Los Angeles Lakers coach Byron Scott smiles as the studio begins to fill before the NBA basketball draft lottery, Tuesday, May 19, 2015, in New York. (AP Photo/Julie Jacobson)
NEW YORK — The people shifted in their seats as each ping pong ball dropped out of the machine. Every number that they heard either increased their excitement or lifted their anxiety. Very few people spoke, at least loudly enough to hear, as they heard the results.
But the uncomfortable silence and the nervous twitches these people showed throughout this process revealed just how much remained at stake. Well before the NBA Draft Lottery took place on live television Tuesday night, a handful of team representatives, league officials, media members and an independent accounting firm watched the actual proceedings in a private room here at the New York Hilton Midtown about 90 minutes earlier.
There, all participants could not bring any electronic devices to share the news. Officials forced everyone to put their cell phones in an enclosed envelope to avoid anyone from tweeting, texting or sharing the news publicly or privately. No one could leave the room, either, so that the 14 other NBA draft representatives, including Lakers coach Byron Scott, could learn the results nearly 90 minutes later just like everyone else.

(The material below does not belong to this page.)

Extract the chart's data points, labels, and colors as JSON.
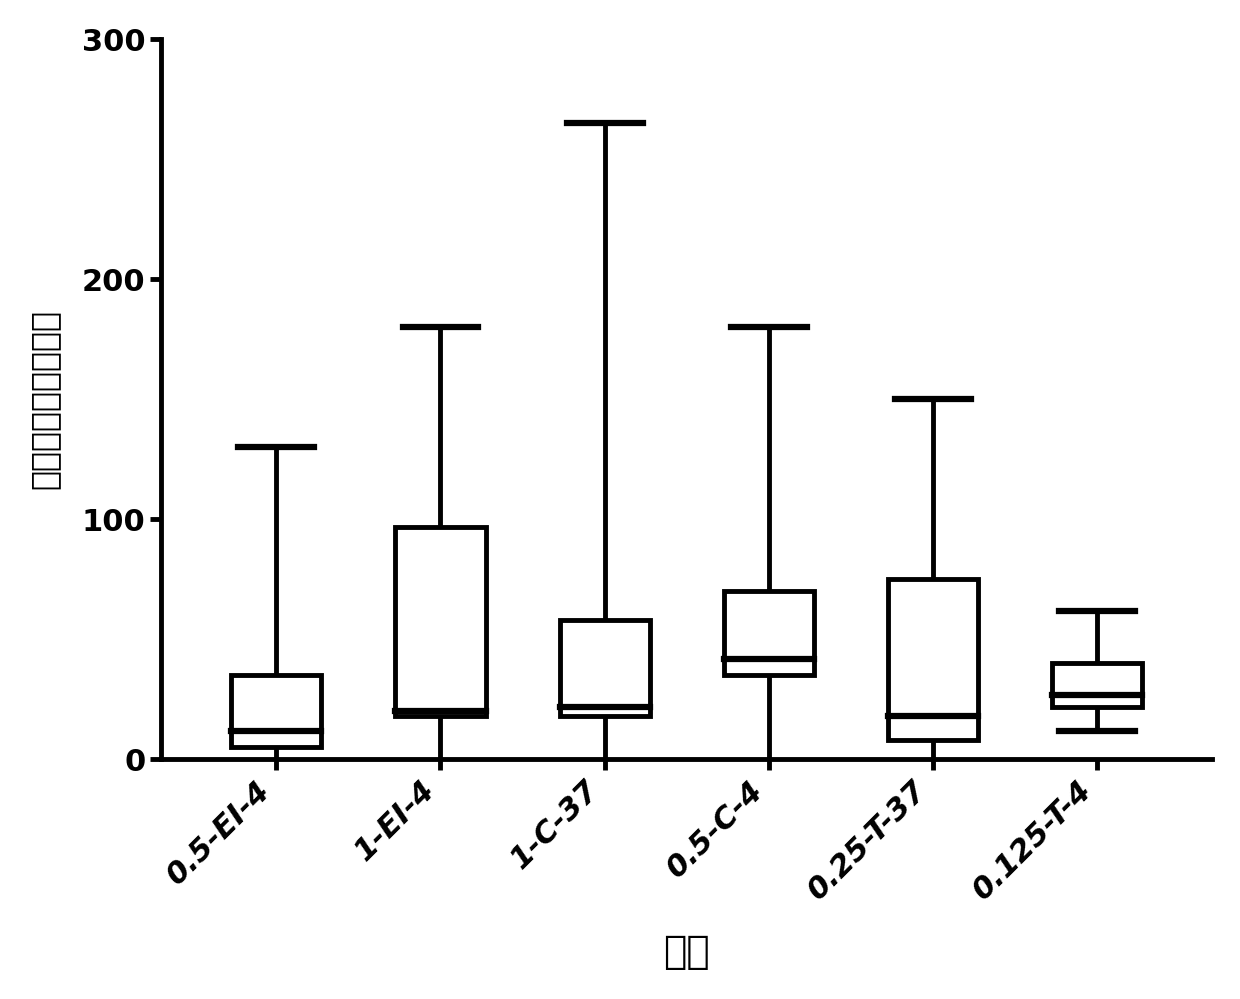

The setting already featured enough drama for the Lakers, who could have faced something just as devastating as their 21-61 record in the 2014-15 campaign in what marked the franchise’s worst record in its 67-year-old history. The Lakers also had a 17.2 percent chance of landing with the sixth or seventh pick, forcing the Lakers to trade it to Philadelphia as part of the Steve Nash deal with the Phoenix Suns in 2012. Instead, something more joyous happened for the Lakers as they landed with the No. 2 pick.
Two men sat side by side that added spice to this development. John Black, the Lakers vice president of public relations, sat on the left side of a table covered in black cloth. Brad Shron, the 76ers’ executive vice president and general counsel, sat on the right. The seating arrangement strictly spoke to the NBA standings, with the Lakers boasting the fourth-worst record and the Sixers slightly ahead with the third-worst mark at 18-64. But this coincidence produced a memorable exchange that captured the Lakers’ overall relief.
“Sorry,” Black said to Shron with a grin. “You’re not getting the pick.”
Shortly after Black breathed a sigh of relief over four ping-pong balls bouncing the Lakers’ way, the Sixers receiving a decent consolation with the third overall pick. Before all that happened, the select members in the room witnessed how the NBA draft order unfolded.